I need to touch GigE Vision packets / low-level transport

Use tl-gige (and genicp as needed).

Example reasons:

  • You want to experiment with MTU, packet delay, resend logic, or custom stats
  • You’re debugging interoperability with a weird device and need raw GVCP/GVSP
  • You want to build a non-GenApi tool that only tweaks vendor-specific registers

The tl-gige chapter goes into more detail on discovery, streaming, events, actions, and tuning.

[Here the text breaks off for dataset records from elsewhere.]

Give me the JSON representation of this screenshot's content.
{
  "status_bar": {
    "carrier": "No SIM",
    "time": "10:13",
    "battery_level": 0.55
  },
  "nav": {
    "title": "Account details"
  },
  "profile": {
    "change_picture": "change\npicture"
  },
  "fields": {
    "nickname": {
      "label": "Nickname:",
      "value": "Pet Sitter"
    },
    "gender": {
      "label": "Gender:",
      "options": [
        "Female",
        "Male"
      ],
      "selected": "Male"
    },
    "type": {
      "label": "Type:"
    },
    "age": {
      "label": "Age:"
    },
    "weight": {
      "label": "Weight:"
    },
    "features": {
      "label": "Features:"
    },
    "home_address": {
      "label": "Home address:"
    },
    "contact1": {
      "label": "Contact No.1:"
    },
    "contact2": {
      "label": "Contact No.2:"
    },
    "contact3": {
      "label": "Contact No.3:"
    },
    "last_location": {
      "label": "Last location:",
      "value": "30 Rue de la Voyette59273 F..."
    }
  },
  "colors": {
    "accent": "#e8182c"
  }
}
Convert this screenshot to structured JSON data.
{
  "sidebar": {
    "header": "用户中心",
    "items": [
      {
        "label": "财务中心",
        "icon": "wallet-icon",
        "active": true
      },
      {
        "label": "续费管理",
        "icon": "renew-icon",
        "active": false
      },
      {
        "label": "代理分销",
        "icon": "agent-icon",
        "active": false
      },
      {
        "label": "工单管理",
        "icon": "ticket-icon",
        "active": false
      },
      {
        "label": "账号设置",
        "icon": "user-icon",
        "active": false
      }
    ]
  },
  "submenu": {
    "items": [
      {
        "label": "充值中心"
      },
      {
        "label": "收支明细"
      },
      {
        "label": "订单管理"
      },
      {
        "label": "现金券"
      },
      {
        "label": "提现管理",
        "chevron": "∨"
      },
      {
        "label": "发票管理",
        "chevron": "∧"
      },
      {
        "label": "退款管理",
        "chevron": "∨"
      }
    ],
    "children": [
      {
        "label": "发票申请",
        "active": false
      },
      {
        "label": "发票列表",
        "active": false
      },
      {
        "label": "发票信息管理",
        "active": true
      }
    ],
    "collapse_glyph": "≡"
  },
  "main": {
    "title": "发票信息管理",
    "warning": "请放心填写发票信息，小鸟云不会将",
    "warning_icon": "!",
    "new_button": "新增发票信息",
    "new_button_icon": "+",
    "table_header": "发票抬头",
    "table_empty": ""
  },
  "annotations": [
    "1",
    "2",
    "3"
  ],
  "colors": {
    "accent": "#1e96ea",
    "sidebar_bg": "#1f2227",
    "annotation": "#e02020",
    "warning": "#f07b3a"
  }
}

I want to work on GenApi / XML internals

Use genapi-xml and genapi-core.

Typical contributor activities:

  • Supporting new SFNC features or vendor extensions
  • Improving SwissKnife coverage or selector handling
  • Adding tests for tricky XML from specific camera families

The following chapters are relevant:

If you’re not sure where a GenApi bug lives, the rule of thumb is:

  • “XML can’t be parsed” → genapi-xml
  • “Feature exists but behaves wrong” → genapi-core
  • “Device returns odd data / status codes” → tl-gige or genicp

I need a single high-level entry point

Use genicam.

This crate aims to expose just enough control/streaming surface for most applications without making you think about transports, XML, or NodeMap internals.

The genicam crate chapter shows:

  • How to go from “no camera” to “frames in memory” in ~20 lines
  • How to query and set features safely (with proper types)
  • How to plug in your own logging, error handling, and runtime

Crate deep dives

The rest of this section of the book contains crate-specific chapters:

If you’re reading this for the first time, a good path is:

  1. Skim this page.
  2. Read the genicam chapter.
  3. Jump to tl-gige or genapi-core when you hit something you want to tweak.